La campanella che annunciava l’inizio del pranzo era appena suonata e mi stavo dirigendo in mensa con il mio gruppo di amici, il solito gruppo di amici.
-Rose ci ha dato dentro l’altra sera in discoteca-. Commentò Niall divertito e penso che nella sua mente stesse immaginando i movimenti sexy di Rose mentre si strusciava su di lui alla festa di inizio anno.
-Ero ubriaca fradicia, non giudicatemi!-. Si difese quest’ultima.
Era da un po’ di tempo che notavo che non partecipavo più come una volta ai discorsi dei miei amici, soprattutto da quando papà era venuto a mancare. Lui era stato il mio punto di riferimento fisso ed ora che non c’era più mi sentivo spaesata. Erano passati tre mesi dall’incidente, ma pensavo che ci volessero anni affinché mi riprendessi.

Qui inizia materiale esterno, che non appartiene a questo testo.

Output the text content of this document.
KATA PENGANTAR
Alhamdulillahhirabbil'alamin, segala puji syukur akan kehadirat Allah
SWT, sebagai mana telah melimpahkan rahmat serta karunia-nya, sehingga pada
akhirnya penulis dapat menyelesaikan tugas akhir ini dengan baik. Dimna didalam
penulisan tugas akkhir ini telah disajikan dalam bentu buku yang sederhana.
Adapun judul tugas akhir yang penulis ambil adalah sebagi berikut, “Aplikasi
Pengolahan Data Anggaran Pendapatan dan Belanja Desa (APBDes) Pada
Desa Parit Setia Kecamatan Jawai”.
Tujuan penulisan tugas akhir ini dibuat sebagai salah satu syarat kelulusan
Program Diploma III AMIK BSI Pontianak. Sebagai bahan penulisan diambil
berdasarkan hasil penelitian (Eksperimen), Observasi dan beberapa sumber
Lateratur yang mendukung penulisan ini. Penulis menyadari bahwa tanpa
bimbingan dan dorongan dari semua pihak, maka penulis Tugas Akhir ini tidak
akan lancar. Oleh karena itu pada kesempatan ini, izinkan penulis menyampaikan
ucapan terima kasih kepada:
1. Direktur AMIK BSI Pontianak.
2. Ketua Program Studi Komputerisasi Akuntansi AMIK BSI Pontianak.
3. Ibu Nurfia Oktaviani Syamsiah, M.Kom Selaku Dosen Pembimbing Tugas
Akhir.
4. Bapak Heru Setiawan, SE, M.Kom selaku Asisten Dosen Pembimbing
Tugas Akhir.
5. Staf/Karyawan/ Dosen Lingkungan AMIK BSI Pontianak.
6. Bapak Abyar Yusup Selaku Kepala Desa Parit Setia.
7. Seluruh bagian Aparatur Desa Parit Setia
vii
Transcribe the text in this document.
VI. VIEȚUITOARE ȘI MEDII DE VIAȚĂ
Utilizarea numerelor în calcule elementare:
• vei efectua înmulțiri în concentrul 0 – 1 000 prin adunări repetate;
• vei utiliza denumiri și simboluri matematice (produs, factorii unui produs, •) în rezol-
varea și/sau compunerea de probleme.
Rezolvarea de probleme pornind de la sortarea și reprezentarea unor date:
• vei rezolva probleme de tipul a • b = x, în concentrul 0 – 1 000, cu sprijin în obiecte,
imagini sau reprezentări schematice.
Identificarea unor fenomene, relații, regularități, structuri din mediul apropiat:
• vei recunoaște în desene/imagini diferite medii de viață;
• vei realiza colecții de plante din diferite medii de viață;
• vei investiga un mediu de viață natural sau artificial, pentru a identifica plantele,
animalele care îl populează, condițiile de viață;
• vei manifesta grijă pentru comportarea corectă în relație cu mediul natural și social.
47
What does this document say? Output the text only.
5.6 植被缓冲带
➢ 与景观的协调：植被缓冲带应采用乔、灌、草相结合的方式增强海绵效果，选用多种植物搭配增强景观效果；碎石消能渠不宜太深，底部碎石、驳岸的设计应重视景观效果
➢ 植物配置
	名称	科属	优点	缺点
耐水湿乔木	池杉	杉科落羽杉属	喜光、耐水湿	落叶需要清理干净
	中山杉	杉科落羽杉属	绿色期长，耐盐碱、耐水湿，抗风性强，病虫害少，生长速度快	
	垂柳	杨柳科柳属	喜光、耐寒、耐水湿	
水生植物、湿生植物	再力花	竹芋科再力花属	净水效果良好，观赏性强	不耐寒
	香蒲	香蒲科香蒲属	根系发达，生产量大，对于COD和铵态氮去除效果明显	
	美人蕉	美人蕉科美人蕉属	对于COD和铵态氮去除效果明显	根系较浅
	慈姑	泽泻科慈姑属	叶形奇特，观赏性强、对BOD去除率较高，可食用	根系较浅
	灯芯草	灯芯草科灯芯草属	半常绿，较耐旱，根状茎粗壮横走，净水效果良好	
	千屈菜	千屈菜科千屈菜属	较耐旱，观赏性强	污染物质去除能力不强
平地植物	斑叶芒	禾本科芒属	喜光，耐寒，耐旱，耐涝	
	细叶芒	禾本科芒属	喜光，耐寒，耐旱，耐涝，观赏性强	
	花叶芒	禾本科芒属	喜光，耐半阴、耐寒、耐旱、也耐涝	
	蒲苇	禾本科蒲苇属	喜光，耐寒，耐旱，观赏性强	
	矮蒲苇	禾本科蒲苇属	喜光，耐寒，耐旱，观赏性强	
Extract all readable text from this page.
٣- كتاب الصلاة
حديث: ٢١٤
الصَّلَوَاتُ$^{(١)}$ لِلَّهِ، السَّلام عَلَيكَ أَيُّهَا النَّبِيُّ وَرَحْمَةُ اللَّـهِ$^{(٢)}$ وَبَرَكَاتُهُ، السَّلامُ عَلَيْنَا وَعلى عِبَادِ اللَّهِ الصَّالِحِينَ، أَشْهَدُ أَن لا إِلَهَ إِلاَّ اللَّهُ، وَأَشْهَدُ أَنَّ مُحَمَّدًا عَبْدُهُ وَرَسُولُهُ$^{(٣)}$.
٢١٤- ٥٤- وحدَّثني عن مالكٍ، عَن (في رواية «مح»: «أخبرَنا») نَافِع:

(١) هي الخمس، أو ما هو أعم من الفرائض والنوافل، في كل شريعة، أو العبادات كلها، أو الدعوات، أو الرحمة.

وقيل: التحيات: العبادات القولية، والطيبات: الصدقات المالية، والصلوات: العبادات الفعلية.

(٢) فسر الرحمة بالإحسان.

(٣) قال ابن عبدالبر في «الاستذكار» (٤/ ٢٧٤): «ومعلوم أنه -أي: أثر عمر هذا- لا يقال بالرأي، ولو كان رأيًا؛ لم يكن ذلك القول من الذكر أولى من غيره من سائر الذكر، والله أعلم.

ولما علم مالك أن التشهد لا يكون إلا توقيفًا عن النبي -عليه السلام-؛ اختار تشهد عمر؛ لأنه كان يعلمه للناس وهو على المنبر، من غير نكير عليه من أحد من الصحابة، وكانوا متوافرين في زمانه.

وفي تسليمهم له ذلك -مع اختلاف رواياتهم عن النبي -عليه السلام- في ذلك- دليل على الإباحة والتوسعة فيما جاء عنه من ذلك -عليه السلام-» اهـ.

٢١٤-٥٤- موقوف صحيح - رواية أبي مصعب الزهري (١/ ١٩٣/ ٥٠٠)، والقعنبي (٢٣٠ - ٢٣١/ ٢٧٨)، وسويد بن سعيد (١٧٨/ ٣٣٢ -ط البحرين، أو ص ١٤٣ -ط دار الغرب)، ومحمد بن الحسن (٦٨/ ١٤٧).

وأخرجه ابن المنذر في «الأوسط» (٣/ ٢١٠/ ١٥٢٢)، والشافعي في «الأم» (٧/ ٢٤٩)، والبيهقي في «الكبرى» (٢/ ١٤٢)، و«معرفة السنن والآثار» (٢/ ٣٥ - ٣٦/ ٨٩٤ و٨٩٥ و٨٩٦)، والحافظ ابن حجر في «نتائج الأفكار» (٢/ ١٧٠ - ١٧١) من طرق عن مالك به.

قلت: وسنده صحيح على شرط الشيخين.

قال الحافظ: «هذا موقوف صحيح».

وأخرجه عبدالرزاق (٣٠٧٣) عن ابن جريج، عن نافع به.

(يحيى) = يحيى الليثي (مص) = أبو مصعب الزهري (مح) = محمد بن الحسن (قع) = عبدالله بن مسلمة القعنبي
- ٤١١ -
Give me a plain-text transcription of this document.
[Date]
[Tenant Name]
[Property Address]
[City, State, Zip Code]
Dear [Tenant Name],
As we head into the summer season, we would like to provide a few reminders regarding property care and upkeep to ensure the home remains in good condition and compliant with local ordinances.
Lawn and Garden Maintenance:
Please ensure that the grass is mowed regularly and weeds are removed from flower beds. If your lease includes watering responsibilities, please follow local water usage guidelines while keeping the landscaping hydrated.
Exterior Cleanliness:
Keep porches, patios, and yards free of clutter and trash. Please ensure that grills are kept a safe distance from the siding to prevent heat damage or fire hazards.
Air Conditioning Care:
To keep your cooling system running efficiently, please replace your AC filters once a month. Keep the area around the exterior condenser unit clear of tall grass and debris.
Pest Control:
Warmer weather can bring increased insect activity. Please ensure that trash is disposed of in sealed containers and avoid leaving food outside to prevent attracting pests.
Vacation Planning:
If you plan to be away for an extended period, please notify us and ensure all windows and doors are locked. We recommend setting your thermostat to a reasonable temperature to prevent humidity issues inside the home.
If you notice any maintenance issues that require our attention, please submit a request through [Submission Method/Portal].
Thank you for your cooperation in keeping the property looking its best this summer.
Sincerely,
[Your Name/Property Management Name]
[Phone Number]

Anche i miei amici avevano notato questo cambiamento in me ma penso che capissero la situazione in cui mi trovavo in quel periodo. Loro facevano di tutto per vedermi sorridere ma avrebbero dovuto aspettare ancora molto prima di vedermi sorridere come una volta, vedere la mia spensieratezza e il mio umorismo; di tutto questo avrebbero avuto soltanto il ricordo almeno per un altro po’.
Prima che papà morisse ridevo e scherzavo continuamente, partecipavo a tutte le attività della scuola e non facevo altro che spassarmela tutte le sere in discoteca. Ora non mi andava più neanche di uscire il sabato sera e addirittura mi mancavano i rimproveri di papà quando facevo tardi.
-Che ne dite di andare a mangiare una pizza stasera?-. Propose Harry.
-Io ci sono-. Rispose Louis.
-Anche per me va bene-. Aggiunse Niall.
Rose annuì.
-Non penso che verrò-. Dssi io infine, mangiandomi le unghie e abbassando lo sguardo.
-Kim, non puoi stare sempre chiusa in casa. Devi uscire e divertirti; solo così riuscirai a distrarti-. Era Rose che parlava. Lei era stata quella che mi era stata più vicina, quella che aveva cercato più volte di sollevarmi il morale inutilmente. Tanto non ci sarebbe mai riuscita, io sarei rimasta triste e sconsolata.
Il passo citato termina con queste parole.